A Joint Approach to Local Updating and Gradient Compression for Efficient Asynchronous Federated Learning
Jiajun Song, Jiajun Luo, Rongwei Lu, Shuzhao Xie, Bin Chen, Zhi Wang
TL;DR
This work tackles AFL under device heterogeneity and limited bandwidth by addressing model staleness through a joint optimization of local updating frequency and gradient compression. The authors derive a convergence upper bound that identifies a key factor $\phi$ depending on per-device $k_i$ and $\delta_i$, and they propose FedLuck to adapt these parameters per device by minimizing $\phi$ using locally measured times $\alpha_i$ and $\beta_i$. Empirical evaluation across image and speech tasks demonstrates that FedLuck reduces communication by $56\%$ and training time by $\approx 55\%$ on average while maintaining competitive accuracy, even in Non-IID settings. This approach advances practical AFL by integrating computation-communication trade-offs into a unified adaptive framework, enabling more efficient deployment on heterogeneous devices and networks.
Abstract
Asynchronous Federated Learning (AFL) confronts inherent challenges arising from the heterogeneity of devices (e.g., their computation capacities) and low-bandwidth environments, both potentially causing stale model updates (e.g., local gradients) for global aggregation. Traditional approaches mitigating the staleness of updates typically focus on either adjusting the local updating or gradient compression, but not both. Recognizing this gap, we introduce a novel approach that synergizes local updating with gradient compression. Our research begins by examining the interplay between local updating frequency and gradient compression rate, and their collective impact on convergence speed.

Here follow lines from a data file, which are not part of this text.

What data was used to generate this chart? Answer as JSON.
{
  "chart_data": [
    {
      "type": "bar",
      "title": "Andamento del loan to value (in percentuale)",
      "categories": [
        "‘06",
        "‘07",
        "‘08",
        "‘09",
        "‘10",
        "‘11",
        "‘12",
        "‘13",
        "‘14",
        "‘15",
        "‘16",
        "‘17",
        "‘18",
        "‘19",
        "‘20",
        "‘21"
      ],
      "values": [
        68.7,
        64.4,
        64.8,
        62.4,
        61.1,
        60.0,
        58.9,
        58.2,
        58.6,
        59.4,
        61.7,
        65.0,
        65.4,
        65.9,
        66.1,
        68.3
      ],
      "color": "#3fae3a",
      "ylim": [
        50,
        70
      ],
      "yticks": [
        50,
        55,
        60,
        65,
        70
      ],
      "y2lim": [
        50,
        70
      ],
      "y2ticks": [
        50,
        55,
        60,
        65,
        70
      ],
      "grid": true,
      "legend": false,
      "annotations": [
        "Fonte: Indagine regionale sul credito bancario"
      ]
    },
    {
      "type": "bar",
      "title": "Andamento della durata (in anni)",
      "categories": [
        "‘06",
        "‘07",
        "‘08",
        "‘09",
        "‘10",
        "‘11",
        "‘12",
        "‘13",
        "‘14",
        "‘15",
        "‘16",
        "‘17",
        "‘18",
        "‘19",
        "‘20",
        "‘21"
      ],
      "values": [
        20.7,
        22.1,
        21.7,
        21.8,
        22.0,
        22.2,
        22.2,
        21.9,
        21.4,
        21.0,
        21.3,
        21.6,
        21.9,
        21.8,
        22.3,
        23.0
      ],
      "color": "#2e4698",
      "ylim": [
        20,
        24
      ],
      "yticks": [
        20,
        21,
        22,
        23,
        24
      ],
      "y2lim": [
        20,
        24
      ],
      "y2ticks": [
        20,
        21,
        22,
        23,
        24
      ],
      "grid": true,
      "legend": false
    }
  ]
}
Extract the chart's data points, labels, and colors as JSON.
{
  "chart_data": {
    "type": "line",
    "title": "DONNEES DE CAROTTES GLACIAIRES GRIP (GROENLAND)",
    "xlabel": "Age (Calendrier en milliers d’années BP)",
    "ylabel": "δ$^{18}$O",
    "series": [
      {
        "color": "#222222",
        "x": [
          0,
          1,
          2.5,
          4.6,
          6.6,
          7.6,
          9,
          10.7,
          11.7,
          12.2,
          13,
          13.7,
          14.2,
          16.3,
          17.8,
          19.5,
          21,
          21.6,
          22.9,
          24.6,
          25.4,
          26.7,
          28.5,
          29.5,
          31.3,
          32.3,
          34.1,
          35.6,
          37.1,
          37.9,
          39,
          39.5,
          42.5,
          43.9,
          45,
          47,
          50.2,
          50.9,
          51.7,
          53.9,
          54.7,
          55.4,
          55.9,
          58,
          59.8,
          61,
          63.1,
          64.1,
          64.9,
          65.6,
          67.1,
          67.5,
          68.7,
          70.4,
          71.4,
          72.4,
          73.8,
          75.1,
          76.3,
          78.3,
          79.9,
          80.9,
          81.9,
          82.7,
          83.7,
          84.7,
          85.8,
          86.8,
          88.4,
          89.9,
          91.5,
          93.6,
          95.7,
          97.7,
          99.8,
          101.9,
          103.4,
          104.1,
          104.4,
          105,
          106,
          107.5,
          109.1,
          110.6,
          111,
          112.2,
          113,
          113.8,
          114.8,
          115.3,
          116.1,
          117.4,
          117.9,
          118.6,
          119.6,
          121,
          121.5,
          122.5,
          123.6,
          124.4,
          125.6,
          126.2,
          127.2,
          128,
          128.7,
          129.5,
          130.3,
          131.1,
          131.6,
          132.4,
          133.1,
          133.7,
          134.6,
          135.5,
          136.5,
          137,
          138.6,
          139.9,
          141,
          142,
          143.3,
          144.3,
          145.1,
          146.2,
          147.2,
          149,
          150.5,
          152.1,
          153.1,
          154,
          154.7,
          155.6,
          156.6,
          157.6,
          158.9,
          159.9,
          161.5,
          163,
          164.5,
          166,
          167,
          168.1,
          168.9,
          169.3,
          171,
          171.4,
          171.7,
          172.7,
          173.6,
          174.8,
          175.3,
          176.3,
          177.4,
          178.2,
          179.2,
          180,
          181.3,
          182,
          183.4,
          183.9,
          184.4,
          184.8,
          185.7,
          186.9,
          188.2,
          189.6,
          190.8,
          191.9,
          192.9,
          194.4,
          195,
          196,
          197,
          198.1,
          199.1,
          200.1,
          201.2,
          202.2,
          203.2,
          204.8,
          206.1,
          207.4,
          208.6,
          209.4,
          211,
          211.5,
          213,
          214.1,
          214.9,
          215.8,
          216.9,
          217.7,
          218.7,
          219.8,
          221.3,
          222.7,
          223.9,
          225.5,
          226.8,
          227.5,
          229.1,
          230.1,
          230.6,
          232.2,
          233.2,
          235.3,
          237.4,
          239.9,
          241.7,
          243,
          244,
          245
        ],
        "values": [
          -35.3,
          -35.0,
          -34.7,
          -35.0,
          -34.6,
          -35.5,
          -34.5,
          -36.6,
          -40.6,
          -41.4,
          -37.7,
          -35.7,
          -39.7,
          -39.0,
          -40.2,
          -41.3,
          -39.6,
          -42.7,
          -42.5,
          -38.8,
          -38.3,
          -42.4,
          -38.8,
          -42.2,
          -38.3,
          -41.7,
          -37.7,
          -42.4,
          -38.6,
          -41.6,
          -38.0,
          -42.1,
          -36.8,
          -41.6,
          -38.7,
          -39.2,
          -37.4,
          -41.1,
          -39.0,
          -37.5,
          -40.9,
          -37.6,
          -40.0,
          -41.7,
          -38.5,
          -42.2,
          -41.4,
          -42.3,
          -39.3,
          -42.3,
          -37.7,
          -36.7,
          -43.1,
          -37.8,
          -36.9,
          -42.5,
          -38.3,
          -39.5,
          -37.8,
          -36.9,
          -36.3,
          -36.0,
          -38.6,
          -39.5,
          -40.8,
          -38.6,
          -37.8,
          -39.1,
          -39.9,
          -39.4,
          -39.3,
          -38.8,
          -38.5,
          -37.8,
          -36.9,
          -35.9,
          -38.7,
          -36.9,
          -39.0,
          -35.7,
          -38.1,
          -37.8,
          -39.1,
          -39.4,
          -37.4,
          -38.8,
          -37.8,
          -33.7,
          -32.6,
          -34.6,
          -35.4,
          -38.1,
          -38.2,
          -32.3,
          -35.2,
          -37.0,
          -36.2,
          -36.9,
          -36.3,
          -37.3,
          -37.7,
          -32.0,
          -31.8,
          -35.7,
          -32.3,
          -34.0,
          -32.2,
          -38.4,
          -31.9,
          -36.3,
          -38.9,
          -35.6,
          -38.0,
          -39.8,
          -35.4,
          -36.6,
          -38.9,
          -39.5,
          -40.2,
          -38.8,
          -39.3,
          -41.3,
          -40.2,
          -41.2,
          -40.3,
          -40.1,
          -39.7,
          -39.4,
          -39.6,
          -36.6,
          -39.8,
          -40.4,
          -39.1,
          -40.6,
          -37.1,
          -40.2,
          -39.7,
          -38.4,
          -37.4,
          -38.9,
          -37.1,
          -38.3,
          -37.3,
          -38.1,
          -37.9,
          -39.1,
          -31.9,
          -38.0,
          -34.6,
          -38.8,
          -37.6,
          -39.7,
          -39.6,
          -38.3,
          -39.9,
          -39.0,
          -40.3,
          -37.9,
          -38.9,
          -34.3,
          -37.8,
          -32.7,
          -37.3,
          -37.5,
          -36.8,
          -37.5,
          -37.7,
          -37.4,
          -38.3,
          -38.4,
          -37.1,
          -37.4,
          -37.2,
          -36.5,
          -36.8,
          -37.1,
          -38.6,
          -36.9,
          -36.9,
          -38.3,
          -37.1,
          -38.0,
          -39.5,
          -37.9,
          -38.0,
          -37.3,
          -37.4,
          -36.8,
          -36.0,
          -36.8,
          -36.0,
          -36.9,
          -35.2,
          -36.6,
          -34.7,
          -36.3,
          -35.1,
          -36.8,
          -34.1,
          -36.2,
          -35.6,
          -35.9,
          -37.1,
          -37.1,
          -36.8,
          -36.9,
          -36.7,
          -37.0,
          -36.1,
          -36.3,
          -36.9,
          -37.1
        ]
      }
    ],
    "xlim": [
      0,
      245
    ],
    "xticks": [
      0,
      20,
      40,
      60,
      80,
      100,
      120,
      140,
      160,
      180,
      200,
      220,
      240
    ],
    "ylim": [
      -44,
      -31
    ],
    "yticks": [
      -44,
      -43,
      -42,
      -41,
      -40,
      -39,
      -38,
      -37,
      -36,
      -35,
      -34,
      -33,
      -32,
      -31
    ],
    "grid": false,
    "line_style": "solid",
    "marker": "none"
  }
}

The theoretical upper bound shows that the local updating frequency and gradient compression rate of each device are jointly determined by its computing power, communication capabilities and other factors. Building on this foundation, we propose an AFL framework called FedLuck that adaptively optimizes both local update frequency and gradient compression rates. Experiments on image classification and speech recognization show that FedLuck reduces communication consumption by 56% and training time by 55% on average, achieving competitive performance in heterogeneous and low-bandwidth scenarios compared to the baselines.